Оно светит ярко, но холодом веет,
Когда покрывается снегом земля.
Оно неживое, но всё в позолоте.
Оно хочет света, который даёт.
Но в мире бывает такое явленье:
Закаты империй, закаты всего,
А в них, хоть и жарко, порой бесконечны
Те крови потоки, пролившейся вдруг.
Закаты империй и холод традиций,
Вдруг начал, как лёд на реке, всё трещать.

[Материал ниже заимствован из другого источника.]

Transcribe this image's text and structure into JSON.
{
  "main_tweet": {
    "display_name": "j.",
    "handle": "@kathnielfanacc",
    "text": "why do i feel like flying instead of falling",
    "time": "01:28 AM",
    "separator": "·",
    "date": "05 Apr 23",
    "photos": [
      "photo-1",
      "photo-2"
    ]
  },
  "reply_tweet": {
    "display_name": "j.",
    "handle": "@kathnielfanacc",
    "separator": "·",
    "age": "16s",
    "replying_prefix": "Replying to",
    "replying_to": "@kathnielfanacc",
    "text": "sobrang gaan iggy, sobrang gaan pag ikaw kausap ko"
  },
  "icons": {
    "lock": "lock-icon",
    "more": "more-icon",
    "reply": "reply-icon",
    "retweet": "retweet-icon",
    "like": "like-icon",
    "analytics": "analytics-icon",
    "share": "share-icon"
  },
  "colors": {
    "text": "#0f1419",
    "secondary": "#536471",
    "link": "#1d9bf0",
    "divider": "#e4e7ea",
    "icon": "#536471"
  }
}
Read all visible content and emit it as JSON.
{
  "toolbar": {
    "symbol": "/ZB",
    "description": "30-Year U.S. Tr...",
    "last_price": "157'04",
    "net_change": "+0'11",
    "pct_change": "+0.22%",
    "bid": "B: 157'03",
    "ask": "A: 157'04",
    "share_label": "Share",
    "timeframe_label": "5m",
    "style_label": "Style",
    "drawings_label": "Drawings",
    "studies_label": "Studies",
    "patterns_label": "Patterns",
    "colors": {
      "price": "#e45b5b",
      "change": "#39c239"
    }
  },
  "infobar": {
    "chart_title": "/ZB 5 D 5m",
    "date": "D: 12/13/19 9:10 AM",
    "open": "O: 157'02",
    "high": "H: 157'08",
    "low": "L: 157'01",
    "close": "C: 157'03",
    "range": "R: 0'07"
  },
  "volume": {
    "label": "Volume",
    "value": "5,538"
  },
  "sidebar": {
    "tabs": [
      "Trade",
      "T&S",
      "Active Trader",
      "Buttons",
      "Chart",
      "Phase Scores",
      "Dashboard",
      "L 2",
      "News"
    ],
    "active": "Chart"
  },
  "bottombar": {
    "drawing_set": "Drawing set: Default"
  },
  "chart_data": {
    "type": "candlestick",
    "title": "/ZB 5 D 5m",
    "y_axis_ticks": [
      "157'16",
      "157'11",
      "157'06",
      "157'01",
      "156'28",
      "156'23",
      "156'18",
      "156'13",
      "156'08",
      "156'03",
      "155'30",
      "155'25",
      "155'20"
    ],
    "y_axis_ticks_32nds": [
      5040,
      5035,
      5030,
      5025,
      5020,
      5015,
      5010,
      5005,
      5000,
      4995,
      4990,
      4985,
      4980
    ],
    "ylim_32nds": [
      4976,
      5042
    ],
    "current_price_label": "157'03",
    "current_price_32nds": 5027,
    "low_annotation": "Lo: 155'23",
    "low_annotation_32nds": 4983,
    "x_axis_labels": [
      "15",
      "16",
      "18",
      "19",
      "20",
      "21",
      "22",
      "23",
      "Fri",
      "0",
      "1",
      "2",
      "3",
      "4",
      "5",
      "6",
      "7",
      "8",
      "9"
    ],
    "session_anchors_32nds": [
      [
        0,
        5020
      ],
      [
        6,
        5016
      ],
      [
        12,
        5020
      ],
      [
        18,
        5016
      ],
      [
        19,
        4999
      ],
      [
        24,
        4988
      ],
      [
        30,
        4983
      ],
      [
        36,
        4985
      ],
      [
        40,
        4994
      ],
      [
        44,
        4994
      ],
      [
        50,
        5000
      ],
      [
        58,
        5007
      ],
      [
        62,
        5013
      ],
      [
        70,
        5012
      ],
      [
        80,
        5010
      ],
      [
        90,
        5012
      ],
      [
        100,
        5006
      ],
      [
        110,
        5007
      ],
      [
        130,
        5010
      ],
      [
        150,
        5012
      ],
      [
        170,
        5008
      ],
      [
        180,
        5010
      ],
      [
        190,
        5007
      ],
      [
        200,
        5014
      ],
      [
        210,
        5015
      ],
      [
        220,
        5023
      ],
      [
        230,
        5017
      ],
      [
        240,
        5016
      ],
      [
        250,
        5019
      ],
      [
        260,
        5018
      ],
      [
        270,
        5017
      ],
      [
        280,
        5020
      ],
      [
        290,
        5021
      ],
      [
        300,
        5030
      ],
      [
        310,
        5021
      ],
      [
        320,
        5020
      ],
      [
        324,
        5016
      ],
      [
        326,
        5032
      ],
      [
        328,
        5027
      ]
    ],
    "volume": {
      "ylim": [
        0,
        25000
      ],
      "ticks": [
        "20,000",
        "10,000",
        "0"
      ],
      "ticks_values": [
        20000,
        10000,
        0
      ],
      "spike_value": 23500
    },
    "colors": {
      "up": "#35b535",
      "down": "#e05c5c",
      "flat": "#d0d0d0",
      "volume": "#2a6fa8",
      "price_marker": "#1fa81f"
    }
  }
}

И треск этот, громкий, никак не заглушит
Тот свет золотой, что всё с неба идёт.
Серебряный снег — его век так недолог,
Коль он на Земле решил выпасть зимой.
Едва ли три месяца и... Снова тает,
Но там, на горе, он так вечен, могуч...
Он там так давно, он король на вершине,
Он правит, не зная о горе людском,
Он так же, как камень, нам кажется вечным,
Конечно, людской-то ведь век очень мал.
А льды Антарктиды не тают столетия,
Хотя, даже не больше не тают те льды....
Они для нас вечны, мы их так боимся,
Что сами их губим порой и всё зря.
Не будет тех льдов — будет наша планета
Под толщей бескрайней, жестокой воды,
Не будет тех льдов и не будет животных,
Которыми мы восхищаться должны.
Не будет планеты, коль что колыхнётся,
Не будет и нас, коль не будет Земли...
А мы всё заметим лишь в миг катастрофы,
Коль даже нам мир всё сказать поспешит.
Серебряный, чуждый, лежит на вершине
Огромной, седой и жестокой горы,
Всё кажется мне, что блестит на вершине
Не снег, а слеза всей планеты Земли...
Король Алан Двенадцатый проявил себя, как правитель нервный, не слишком уравновешенный и уж больно осторожный. Он легко поддавался влиянию. Министры пользовались этой его слабостью. Шпионы тоже. Пожалуй, единственным человеком, кто не смеялся над ним, была Моника. Шпионка вообще не слишком любила смеяться над кем-либо.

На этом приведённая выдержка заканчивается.